Dotata inizialmente di una voce di contralto «scura, calda e tonda», grazie allo studio indefesso acquisì il controllo di una vocalità poliedrica dal volume e agilità ragguardevoli; la Malibran cantava abitualmente in una tessitura compresa tra il sol naturale grave e il mi naturale sovracuto (sol2 - mi5) ma era capace di scendere al re grave (re2) e svettare al fa sovracuto (fa5), abbracciando un'estensione di oltre tre ottave, qualità che le permise di alternare ruoli di contralto, mezzosoprano, soprano di bravura (Semiramide, Norma, Amina) e persino da tenore (pur adattati, come detto, alla sua voce: Otello, Gualtiero).

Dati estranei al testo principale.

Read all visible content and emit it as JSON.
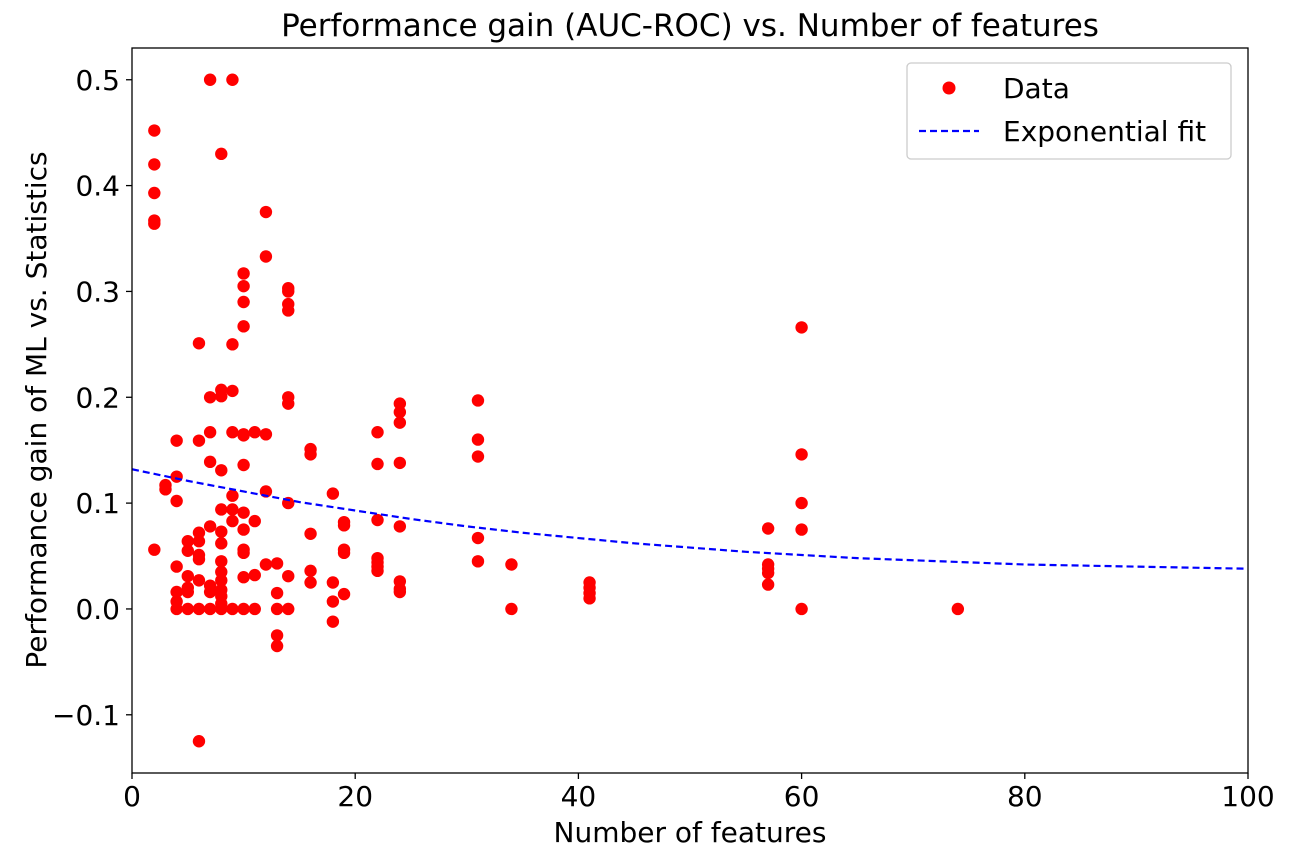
{
  "chart_data": {
    "type": "scatter",
    "title": "Performance gain (AUC-ROC) vs. Number of features",
    "xlabel": "Number of features",
    "ylabel": "Performance gain of ML vs. Statistics",
    "xlim": [
      0,
      100
    ],
    "ylim": [
      -0.155,
      0.53
    ],
    "xticks": [
      0,
      20,
      40,
      60,
      80,
      100
    ],
    "xtick_labels": [
      "0",
      "20",
      "40",
      "60",
      "80",
      "100"
    ],
    "yticks": [
      -0.1,
      0.0,
      0.1,
      0.2,
      0.3,
      0.4,
      0.5
    ],
    "ytick_labels": [
      "−0.1",
      "0.0",
      "0.1",
      "0.2",
      "0.3",
      "0.4",
      "0.5"
    ],
    "grid": false,
    "legend_position": "top-right",
    "series": [
      {
        "name": "Data",
        "kind": "points",
        "color": "#ff0000",
        "points": [
          [
            2,
            0.452
          ],
          [
            2,
            0.42
          ],
          [
            2,
            0.393
          ],
          [
            2,
            0.367
          ],
          [
            2,
            0.364
          ],
          [
            2,
            0.056
          ],
          [
            3,
            0.117
          ],
          [
            3,
            0.113
          ],
          [
            4,
            0.159
          ],
          [
            4,
            0.125
          ],
          [
            4,
            0.102
          ],
          [
            4,
            0.04
          ],
          [
            4,
            0.016
          ],
          [
            4,
            0.007
          ],
          [
            4,
            0.0
          ],
          [
            5,
            0.064
          ],
          [
            5,
            0.055
          ],
          [
            5,
            0.031
          ],
          [
            5,
            0.02
          ],
          [
            5,
            0.016
          ],
          [
            5,
            0.0
          ],
          [
            6,
            0.251
          ],
          [
            6,
            0.159
          ],
          [
            6,
            0.072
          ],
          [
            6,
            0.064
          ],
          [
            6,
            0.051
          ],
          [
            6,
            0.047
          ],
          [
            6,
            0.027
          ],
          [
            6,
            0.0
          ],
          [
            6,
            -0.125
          ],
          [
            7,
            0.5
          ],
          [
            7,
            0.2
          ],
          [
            7,
            0.167
          ],
          [
            7,
            0.139
          ],
          [
            7,
            0.078
          ],
          [
            7,
            0.022
          ],
          [
            7,
            0.016
          ],
          [
            7,
            0.0
          ],
          [
            8,
            0.43
          ],
          [
            8,
            0.207
          ],
          [
            8,
            0.201
          ],
          [
            8,
            0.131
          ],
          [
            8,
            0.094
          ],
          [
            8,
            0.073
          ],
          [
            8,
            0.062
          ],
          [
            8,
            0.045
          ],
          [
            8,
            0.035
          ],
          [
            8,
            0.027
          ],
          [
            8,
            0.018
          ],
          [
            8,
            0.012
          ],
          [
            8,
            0.005
          ],
          [
            8,
            0.0
          ],
          [
            9,
            0.5
          ],
          [
            9,
            0.25
          ],
          [
            9,
            0.206
          ],
          [
            9,
            0.167
          ],
          [
            9,
            0.107
          ],
          [
            9,
            0.094
          ],
          [
            9,
            0.083
          ],
          [
            9,
            0.0
          ],
          [
            10,
            0.317
          ],
          [
            10,
            0.305
          ],
          [
            10,
            0.29
          ],
          [
            10,
            0.267
          ],
          [
            10,
            0.165
          ],
          [
            10,
            0.164
          ],
          [
            10,
            0.136
          ],
          [
            10,
            0.091
          ],
          [
            10,
            0.075
          ],
          [
            10,
            0.056
          ],
          [
            10,
            0.053
          ],
          [
            10,
            0.03
          ],
          [
            10,
            0.0
          ],
          [
            11,
            0.167
          ],
          [
            11,
            0.083
          ],
          [
            11,
            0.032
          ],
          [
            11,
            0.0
          ],
          [
            12,
            0.375
          ],
          [
            12,
            0.333
          ],
          [
            12,
            0.165
          ],
          [
            12,
            0.111
          ],
          [
            12,
            0.042
          ],
          [
            13,
            0.043
          ],
          [
            13,
            0.015
          ],
          [
            13,
            0.0
          ],
          [
            13,
            -0.025
          ],
          [
            13,
            -0.035
          ],
          [
            14,
            0.303
          ],
          [
            14,
            0.3
          ],
          [
            14,
            0.288
          ],
          [
            14,
            0.282
          ],
          [
            14,
            0.2
          ],
          [
            14,
            0.194
          ],
          [
            14,
            0.1
          ],
          [
            14,
            0.031
          ],
          [
            14,
            0.0
          ],
          [
            16,
            0.151
          ],
          [
            16,
            0.146
          ],
          [
            16,
            0.071
          ],
          [
            16,
            0.036
          ],
          [
            16,
            0.025
          ],
          [
            18,
            0.109
          ],
          [
            18,
            0.025
          ],
          [
            18,
            0.007
          ],
          [
            18,
            -0.012
          ],
          [
            19,
            0.082
          ],
          [
            19,
            0.079
          ],
          [
            19,
            0.056
          ],
          [
            19,
            0.053
          ],
          [
            19,
            0.014
          ],
          [
            22,
            0.167
          ],
          [
            22,
            0.137
          ],
          [
            22,
            0.084
          ],
          [
            22,
            0.048
          ],
          [
            22,
            0.044
          ],
          [
            22,
            0.04
          ],
          [
            22,
            0.036
          ],
          [
            24,
            0.194
          ],
          [
            24,
            0.186
          ],
          [
            24,
            0.176
          ],
          [
            24,
            0.138
          ],
          [
            24,
            0.078
          ],
          [
            24,
            0.026
          ],
          [
            24,
            0.019
          ],
          [
            24,
            0.016
          ],
          [
            31,
            0.197
          ],
          [
            31,
            0.16
          ],
          [
            31,
            0.144
          ],
          [
            31,
            0.067
          ],
          [
            31,
            0.045
          ],
          [
            34,
            0.042
          ],
          [
            34,
            0.0
          ],
          [
            41,
            0.025
          ],
          [
            41,
            0.02
          ],
          [
            41,
            0.015
          ],
          [
            41,
            0.01
          ],
          [
            57,
            0.076
          ],
          [
            57,
            0.042
          ],
          [
            57,
            0.038
          ],
          [
            57,
            0.034
          ],
          [
            57,
            0.023
          ],
          [
            60,
            0.266
          ],
          [
            60,
            0.146
          ],
          [
            60,
            0.1
          ],
          [
            60,
            0.075
          ],
          [
            60,
            0.0
          ],
          [
            74,
            0.0
          ]
        ]
      },
      {
        "name": "Exponential fit",
        "kind": "dashed-line",
        "color": "#0000ff",
        "x": [
          0,
          5,
          10,
          15,
          20,
          25,
          30,
          35,
          40,
          45,
          50,
          55,
          60,
          65,
          70,
          75,
          80,
          85,
          90,
          95,
          100
        ],
        "y": [
          0.132,
          0.121,
          0.111,
          0.101,
          0.093,
          0.085,
          0.078,
          0.072,
          0.067,
          0.062,
          0.058,
          0.054,
          0.051,
          0.048,
          0.046,
          0.044,
          0.042,
          0.041,
          0.04,
          0.039,
          0.038
        ]
      }
    ]
  }
}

I difetti che le imputavano erano alcuni suoni centrali velati e occasionali durezze nel settore acuto, mentre era molto ammirata per la potenza e corposità delle note basse.
Quando a Rossini fu chiesto chi furono i più grandi cantanti che conobbe, rispose:
«Molti cantanti del mio tempo furono grandi artisti, ma solo tre possono essere considerati geni: Lablache, Rubini e questa ragazza tanto rovinata dalla natura, María Malibrán.»